NOVA YORK – “Eu gostaria que os brancos parassem de achar que a nossa floresta está morta e que ela é localizada aqui sem razão,” diz a frase do xamã Davi Kopenawa que abre a exposição The Yanomami Struggle.

Em cartaz até 16 de abril no majestoso centro de arte contemporânea The Shed, a mostra revela 200 fotografias feitas pela fotógrafa e ativista Claudia Andujar, hoje com 91 anos, e mais 80 desenhos e pinturas, além de vídeos assinados por artistas e cinematografistas yanomamis.

Davi Kopenawa YanomamiHá também uma linha do tempo traçando a história de vida de Claudia com o povo indígena. “Ela é como uma mãe para nós,” disse Kopenawa, o principal porta-voz de sua comunidade, no evento de abertura.

Em 1978, Claudia co-fundou a Comissão Pró-Yanomami, plantando a semente que resultou na demarcação do território indígena em 1992. Poucos anos antes, mais de 200 mil yanomamis perderam a vida por causa de garimpo ilegal em suas aldeias.

A exposição fotográfica nasceu no Instituto Moreira Salles em 2018 e – ao passar por Paris, Milão, Londres, Barcelona e Winterthur, na Suíça – passou a agregar obras de André Taniki, Ehuana Yaira, Joseca Mokahesi, Orlando Nakɨ uxima, Poraco Hɨko, Sheroanawe Hakihiiwe, and Vital Warasi.

“Os Yanomamis fazem arte para proteger seu território e preservar a floresta,” diz Hervé Chandès, diretor artístico da Fondation Cartier, que mantém uma relação com o trabalho dos yanomamis há 20 anos.
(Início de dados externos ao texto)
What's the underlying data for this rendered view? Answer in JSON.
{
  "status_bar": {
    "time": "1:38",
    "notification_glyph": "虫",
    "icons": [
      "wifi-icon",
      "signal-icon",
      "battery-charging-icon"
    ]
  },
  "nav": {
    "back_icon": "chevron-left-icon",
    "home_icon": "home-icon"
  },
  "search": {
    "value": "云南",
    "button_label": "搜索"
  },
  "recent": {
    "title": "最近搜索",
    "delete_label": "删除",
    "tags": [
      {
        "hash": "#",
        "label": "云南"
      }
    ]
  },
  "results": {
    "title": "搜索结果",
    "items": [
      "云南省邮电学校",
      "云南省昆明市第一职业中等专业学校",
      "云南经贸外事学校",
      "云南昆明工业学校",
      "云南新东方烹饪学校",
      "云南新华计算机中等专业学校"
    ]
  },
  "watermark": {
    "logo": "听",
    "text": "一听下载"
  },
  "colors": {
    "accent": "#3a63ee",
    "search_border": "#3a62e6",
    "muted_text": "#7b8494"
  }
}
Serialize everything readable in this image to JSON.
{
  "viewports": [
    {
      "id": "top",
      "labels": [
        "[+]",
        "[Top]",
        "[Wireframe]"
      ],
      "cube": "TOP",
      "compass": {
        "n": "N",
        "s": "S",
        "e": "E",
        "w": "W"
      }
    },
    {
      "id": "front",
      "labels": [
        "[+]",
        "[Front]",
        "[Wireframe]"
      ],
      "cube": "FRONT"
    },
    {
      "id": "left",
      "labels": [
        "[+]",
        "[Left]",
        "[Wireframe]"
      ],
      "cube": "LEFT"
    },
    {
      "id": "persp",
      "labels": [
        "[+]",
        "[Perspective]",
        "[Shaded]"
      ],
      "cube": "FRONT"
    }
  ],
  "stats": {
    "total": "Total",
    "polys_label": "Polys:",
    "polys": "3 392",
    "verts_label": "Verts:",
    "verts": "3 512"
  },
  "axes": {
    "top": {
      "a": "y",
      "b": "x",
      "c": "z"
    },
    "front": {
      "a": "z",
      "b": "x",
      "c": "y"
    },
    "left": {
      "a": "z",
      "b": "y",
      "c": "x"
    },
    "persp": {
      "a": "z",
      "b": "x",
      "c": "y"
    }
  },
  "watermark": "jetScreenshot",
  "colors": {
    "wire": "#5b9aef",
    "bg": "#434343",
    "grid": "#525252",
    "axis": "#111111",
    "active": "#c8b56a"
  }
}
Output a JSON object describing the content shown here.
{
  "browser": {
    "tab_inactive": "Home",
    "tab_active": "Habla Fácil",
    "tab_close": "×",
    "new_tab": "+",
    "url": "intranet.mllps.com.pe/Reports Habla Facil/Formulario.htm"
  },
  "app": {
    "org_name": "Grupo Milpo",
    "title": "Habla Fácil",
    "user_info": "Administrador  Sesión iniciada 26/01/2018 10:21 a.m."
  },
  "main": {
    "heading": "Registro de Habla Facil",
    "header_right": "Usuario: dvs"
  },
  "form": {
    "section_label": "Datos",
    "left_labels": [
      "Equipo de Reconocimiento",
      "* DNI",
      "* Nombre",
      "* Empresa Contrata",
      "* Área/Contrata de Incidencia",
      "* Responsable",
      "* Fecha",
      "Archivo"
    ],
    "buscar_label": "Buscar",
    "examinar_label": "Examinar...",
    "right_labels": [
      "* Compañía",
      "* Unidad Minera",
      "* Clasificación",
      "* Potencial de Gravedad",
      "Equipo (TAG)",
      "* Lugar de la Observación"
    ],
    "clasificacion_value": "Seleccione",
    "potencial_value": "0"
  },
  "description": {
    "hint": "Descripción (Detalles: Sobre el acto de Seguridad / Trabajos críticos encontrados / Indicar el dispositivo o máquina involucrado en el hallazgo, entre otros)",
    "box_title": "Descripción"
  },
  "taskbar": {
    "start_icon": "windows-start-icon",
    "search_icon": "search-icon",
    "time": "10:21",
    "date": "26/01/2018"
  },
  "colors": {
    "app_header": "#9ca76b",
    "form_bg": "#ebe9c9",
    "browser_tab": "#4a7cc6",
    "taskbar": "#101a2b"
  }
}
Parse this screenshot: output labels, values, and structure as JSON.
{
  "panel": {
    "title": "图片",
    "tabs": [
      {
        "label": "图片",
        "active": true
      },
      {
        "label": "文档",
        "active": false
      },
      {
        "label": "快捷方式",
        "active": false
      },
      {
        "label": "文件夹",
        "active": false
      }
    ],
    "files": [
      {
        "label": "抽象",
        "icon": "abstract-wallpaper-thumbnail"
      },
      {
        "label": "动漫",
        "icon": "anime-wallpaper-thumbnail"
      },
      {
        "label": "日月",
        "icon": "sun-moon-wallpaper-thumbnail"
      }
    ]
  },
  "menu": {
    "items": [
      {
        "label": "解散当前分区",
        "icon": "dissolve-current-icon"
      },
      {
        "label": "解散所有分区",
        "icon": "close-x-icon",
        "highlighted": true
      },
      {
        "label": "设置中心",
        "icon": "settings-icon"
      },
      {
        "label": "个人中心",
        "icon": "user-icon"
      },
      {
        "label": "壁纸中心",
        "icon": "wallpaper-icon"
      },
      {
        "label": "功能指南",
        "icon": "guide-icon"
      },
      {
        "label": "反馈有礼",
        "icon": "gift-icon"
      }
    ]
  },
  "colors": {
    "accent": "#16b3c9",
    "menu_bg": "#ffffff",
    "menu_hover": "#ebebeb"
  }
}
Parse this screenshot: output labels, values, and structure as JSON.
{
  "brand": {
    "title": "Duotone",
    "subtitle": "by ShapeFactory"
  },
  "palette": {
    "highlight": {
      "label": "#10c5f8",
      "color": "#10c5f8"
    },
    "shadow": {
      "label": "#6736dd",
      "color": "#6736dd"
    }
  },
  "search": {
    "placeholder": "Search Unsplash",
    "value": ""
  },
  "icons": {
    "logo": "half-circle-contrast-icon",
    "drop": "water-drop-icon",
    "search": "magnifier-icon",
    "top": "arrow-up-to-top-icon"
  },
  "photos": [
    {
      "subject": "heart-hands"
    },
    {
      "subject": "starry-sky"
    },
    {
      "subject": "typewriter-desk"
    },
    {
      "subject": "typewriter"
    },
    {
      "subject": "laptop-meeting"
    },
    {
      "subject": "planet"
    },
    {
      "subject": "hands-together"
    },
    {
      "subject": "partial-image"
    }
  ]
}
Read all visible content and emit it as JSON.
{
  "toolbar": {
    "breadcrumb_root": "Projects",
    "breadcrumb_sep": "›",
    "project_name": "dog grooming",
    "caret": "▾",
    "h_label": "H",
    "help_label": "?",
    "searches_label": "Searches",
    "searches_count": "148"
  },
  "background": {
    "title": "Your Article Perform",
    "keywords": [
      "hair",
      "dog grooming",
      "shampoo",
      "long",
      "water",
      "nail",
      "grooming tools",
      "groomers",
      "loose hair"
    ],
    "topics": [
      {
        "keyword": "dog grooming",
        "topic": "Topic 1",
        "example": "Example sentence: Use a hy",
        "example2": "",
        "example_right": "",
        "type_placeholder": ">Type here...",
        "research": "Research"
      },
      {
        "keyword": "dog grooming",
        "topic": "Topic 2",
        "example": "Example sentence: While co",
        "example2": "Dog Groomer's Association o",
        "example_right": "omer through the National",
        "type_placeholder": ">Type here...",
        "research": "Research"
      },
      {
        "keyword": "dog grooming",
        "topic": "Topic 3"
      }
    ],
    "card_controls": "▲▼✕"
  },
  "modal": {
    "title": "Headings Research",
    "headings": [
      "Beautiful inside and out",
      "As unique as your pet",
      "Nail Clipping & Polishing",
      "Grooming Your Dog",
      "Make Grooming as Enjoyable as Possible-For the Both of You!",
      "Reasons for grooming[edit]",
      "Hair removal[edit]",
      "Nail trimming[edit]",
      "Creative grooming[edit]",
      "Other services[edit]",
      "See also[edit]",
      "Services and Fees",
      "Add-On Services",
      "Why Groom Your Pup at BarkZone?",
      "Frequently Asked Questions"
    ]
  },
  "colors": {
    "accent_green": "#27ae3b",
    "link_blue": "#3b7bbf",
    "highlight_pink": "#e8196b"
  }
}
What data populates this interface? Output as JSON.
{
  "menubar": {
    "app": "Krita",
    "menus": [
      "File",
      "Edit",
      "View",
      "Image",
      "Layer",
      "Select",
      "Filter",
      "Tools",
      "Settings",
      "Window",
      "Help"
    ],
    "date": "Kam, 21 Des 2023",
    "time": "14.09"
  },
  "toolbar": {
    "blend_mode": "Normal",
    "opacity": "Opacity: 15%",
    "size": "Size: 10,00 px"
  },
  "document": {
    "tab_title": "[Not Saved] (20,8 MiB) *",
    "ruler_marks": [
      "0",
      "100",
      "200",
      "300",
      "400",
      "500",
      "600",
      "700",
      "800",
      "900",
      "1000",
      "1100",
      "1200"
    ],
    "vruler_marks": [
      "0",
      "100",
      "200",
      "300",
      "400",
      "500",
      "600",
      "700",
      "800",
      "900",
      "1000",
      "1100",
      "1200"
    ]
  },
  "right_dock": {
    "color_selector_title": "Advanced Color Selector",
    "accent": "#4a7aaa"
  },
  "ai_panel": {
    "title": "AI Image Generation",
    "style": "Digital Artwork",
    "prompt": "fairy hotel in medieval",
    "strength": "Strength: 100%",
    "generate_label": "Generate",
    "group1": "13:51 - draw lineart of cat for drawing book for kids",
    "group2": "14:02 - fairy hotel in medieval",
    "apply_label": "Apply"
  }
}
A fundação foi assessorada pelo antropólogo francês Bruce Albert, autor do livro “A Queda do Céu”, co-escrito com Kopenawa. O título é uma metáfora do fim da civilização.

A população yanomami é estimada em 54 mil pessoas, sendo que 29 mil vivem em 366 comunidades em Roraima e no Amazonas. O restante habita a região da Venezuela que faz fronteira com o Brasil.

Os yanomamis relutam em expor imagens de parentes já falecidos porque acreditam que ao deixar marcas pelo mundo,  suas almas não alcançam o céu. Mas para revelar sua cultura para além de seu território, deram carta verde a Claudia: além de artísticas, suas fotos são documentais.

O timing da exposição traz um grito de urgência. Mesclando roupas de inverno e cocares, além de falar à comunidade internacional sobre sua cultura, eles mencionaram repetitivamente seus avós, uma geração assassinada pelo garimpo ilegal. Um deles vestia uma camiseta com os dizeres: “O povo que segura o céu.”

“Em 2018, organizei esta mostra para honrar esta geração e homenagear uma luta que tinha dado certo, depois dos anos de extermínio, violência e ignorância ocorridos na época da ditadura,” Thyago Nogueira, curador de fotografia contemporânea do Instituto Moreira Salles, disse ao Brazil Journal. “As pessoas precisavam saber que acima de tudo, o trabalho da Claudia teve uma função política.”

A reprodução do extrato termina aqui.